Situação atual da vigilância genômica global de vírus vertebrados. a, Proporção de sequências do vírus não-SARS-CoV-2 depositadas em bancos de dados públicos de sequências (n = 2.874.732), por hospedeiro. b, Proporção de famílias hospedeiras representadas por pelo menos 10 sequências virais associadas para os cinco principais grupos de hospedeiros vertebrados. c, Mapa de calor global dos esforços de sequenciamento gerados a partir de todas as sequências virais depositadas em bancos de dados públicos de sequências que não estão associados a hospedeiros humanos (n = 1.599.672). d, Número de espécies de vírus vertebrados utilizadas para análise genômica neste estudo. Traduzido com DeepL.com (versão gratuita)
Os pesquisadores descobriram que a transmissão antroponótica é duas vezes maior do que a transmissão zoonótica, sugerindo que esse fato é subestimado. Além disso, houve uma proporção significativa de transições animal-animal (ou seja, sem envolvimento humano). Além disso, a mudança do hospedeiro do vírus está associada a um aumento significativo no número de mutações genéticas. Essa taxa é muito maior do que as mutações observadas durante a evolução dos vírus dentro de um único hospedeiro. Muito provavelmente, isso reflete a capacidade dos vírus de se adaptarem para infectar melhor novas espécies.

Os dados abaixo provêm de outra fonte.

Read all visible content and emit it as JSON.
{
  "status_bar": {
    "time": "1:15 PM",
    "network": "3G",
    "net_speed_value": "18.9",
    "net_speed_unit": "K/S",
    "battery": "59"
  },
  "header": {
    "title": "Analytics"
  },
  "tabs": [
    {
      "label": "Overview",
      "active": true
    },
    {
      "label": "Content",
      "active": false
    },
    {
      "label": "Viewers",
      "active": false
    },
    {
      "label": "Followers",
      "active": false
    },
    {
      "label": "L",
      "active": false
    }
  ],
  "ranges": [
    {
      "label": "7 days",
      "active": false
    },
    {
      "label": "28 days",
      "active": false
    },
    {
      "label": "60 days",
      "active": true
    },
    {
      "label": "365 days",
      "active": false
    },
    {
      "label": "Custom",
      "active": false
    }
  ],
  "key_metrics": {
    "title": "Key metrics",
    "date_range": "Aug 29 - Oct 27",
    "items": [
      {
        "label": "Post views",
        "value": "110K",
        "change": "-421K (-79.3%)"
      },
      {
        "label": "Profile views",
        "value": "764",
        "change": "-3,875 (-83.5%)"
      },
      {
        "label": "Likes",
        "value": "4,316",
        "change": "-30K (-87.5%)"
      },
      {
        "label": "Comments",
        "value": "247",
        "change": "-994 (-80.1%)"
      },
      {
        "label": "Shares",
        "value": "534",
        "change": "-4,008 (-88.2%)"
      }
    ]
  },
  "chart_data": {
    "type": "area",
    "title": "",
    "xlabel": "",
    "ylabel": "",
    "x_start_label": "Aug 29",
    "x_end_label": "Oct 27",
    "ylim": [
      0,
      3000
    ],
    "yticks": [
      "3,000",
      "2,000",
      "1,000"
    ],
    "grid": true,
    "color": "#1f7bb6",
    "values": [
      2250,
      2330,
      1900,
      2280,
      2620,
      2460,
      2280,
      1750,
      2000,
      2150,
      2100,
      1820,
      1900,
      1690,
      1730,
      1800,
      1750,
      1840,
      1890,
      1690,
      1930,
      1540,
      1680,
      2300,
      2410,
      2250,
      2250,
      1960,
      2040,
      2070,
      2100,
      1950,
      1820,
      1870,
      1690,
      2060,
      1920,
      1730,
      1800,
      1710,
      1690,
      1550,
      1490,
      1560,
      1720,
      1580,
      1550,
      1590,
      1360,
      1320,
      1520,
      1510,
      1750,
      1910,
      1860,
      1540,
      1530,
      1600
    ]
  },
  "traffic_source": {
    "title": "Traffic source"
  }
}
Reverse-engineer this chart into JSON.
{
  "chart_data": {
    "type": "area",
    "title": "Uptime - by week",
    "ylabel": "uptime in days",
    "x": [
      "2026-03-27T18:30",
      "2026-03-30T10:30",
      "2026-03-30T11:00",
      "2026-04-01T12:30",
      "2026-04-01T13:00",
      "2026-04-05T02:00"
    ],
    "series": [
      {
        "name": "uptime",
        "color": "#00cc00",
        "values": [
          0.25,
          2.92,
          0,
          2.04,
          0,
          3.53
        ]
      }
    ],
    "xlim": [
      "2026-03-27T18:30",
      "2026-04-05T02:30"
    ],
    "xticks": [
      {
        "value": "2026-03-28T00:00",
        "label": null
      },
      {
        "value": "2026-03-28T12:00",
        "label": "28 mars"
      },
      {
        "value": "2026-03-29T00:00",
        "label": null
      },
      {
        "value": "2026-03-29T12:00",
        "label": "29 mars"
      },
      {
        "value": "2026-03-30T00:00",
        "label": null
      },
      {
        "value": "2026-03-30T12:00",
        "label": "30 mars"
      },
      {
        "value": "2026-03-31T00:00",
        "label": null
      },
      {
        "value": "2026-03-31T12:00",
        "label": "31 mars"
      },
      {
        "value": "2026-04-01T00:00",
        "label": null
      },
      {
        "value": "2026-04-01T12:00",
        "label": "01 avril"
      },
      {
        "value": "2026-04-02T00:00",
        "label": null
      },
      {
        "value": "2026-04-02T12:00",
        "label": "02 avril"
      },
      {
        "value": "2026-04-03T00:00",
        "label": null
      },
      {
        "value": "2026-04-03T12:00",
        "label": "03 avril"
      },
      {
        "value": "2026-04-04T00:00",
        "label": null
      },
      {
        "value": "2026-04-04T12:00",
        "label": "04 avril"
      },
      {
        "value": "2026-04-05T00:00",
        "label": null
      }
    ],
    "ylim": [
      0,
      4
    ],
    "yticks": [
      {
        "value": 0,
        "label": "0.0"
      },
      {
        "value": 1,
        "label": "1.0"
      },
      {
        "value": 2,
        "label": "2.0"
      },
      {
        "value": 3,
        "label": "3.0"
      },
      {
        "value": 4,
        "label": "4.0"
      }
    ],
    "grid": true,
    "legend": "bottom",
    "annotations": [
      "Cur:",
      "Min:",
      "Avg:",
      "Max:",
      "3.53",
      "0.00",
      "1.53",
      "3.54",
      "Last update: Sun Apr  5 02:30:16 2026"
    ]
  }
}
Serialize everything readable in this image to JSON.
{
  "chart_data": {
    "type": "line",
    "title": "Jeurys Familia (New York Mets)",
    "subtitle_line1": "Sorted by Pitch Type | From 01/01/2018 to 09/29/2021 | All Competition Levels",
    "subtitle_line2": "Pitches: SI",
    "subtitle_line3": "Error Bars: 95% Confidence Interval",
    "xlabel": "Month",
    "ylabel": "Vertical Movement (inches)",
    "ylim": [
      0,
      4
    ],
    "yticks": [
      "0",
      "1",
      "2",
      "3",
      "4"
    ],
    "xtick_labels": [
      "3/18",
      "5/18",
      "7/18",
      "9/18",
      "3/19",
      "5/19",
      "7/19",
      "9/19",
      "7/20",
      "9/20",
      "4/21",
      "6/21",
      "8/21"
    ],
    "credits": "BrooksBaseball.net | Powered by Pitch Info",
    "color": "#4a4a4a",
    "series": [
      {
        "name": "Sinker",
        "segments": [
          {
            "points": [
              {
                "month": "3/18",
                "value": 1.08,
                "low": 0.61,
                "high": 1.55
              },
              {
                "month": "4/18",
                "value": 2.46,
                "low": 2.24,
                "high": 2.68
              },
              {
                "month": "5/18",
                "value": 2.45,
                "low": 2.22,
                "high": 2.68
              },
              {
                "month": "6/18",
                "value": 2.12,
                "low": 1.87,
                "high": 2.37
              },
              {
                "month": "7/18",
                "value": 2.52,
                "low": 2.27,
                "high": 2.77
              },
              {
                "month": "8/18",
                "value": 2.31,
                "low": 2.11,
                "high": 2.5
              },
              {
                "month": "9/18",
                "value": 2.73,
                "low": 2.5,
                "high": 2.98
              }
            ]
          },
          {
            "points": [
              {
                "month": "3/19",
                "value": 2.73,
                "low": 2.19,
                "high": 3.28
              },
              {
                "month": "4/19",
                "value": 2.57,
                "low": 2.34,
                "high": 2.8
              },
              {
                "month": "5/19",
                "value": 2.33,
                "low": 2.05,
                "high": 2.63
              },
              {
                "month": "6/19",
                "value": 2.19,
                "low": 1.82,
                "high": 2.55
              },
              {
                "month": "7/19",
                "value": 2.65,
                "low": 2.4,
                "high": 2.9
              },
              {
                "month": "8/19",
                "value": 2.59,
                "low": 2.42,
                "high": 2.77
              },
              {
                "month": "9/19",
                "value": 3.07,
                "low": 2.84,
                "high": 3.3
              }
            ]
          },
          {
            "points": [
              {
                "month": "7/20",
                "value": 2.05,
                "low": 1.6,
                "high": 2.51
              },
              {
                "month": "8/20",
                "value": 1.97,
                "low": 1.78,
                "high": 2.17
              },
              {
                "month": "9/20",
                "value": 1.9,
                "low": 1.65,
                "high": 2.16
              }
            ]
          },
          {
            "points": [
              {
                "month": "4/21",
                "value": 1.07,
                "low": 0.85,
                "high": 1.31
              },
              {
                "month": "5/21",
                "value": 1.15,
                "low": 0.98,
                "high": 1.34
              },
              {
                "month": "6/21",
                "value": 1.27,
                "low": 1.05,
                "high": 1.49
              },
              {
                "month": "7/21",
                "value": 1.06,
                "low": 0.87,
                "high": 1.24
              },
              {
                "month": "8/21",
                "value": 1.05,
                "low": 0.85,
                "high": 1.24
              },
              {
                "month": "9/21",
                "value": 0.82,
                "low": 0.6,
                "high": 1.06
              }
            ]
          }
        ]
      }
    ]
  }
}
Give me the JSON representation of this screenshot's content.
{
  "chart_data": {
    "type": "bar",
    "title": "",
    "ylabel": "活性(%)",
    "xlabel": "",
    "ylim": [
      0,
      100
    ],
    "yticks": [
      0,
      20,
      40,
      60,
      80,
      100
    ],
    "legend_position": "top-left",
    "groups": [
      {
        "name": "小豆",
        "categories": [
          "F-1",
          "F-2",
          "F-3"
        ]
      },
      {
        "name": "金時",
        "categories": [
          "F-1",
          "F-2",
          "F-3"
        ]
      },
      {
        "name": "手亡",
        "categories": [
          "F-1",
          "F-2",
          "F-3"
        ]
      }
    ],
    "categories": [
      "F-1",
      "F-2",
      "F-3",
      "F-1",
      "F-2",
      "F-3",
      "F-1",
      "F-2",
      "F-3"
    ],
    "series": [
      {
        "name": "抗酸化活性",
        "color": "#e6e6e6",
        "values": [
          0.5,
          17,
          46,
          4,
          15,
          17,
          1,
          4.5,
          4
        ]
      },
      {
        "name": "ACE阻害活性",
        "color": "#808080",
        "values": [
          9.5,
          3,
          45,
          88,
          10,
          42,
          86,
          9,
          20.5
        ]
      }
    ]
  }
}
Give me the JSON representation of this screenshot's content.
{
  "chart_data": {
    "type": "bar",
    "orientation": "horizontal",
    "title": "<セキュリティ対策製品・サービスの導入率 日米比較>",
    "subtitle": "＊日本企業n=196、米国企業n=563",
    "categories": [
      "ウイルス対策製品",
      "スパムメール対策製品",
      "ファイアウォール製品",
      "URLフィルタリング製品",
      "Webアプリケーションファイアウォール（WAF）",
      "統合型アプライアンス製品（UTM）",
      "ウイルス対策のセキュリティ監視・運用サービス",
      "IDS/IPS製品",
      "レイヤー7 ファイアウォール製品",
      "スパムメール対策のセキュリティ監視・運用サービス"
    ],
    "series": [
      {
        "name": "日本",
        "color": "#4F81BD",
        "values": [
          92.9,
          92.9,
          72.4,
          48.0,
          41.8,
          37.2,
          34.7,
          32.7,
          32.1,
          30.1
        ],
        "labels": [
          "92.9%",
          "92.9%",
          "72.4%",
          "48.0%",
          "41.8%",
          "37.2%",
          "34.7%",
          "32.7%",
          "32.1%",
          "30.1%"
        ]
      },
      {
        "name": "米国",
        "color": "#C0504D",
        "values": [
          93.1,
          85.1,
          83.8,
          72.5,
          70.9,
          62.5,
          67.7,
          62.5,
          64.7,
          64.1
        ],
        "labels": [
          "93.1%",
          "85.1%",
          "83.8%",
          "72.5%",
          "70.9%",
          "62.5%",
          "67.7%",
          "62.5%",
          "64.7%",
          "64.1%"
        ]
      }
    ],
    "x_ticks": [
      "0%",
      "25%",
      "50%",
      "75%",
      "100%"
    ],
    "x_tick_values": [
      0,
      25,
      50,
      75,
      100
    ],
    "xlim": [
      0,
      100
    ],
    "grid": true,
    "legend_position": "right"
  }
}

Além disso, vírus que já infectaram muitas espécies mostram sinais mais fracos desse processo adaptativo. Isso sugere que as cepas que são capazes de viajar por uma ampla gama de hospedeiros têm características que inicialmente aumentam sua capacidade de infectar, enquanto outros vírus exigem adaptações mais extensas.
Os seres humanos transmitem mais vírus aos animais do que a nós. a. Ilustração da abordagem de reconstrução ancestral do hospedeiro usada para determinar a direção das transições dos hospedeiros putativos. b. Número de eventos individuais de transições presuntivas do hospedeiro envolvendo humanos em todas as famílias de vírus consideradas (n = 32).
Além disso, embora a entrada do vírus na célula seja geralmente considerada o primeiro estágio da infecção, os resultados da análise mostram que o processo é muito mais complexo do que se pensava anteriormente. A equipe também descobriu que a maioria das adaptações virais associadas ao salto de um hospedeiro para outro não foram encontradas nas proteínas que permitem que os vírus se encaixem e entrem nas células hospedeiras.
De modo geral, esses resultados indicam que precisamos redobrar nossa vigilância no monitoramento da transmissão interespécies. "Ao rastrear a transmissão de vírus entre animais e humanos em ambas as direções, seremos capazes de entender melhor a evolução dos vírus e, possivelmente, nos preparar melhor para futuras epidemias, além de contribuir para os esforços de conservação", conclui François Balloux, da Universidade da Califórnia em Berkeley, que também é autor do estudo.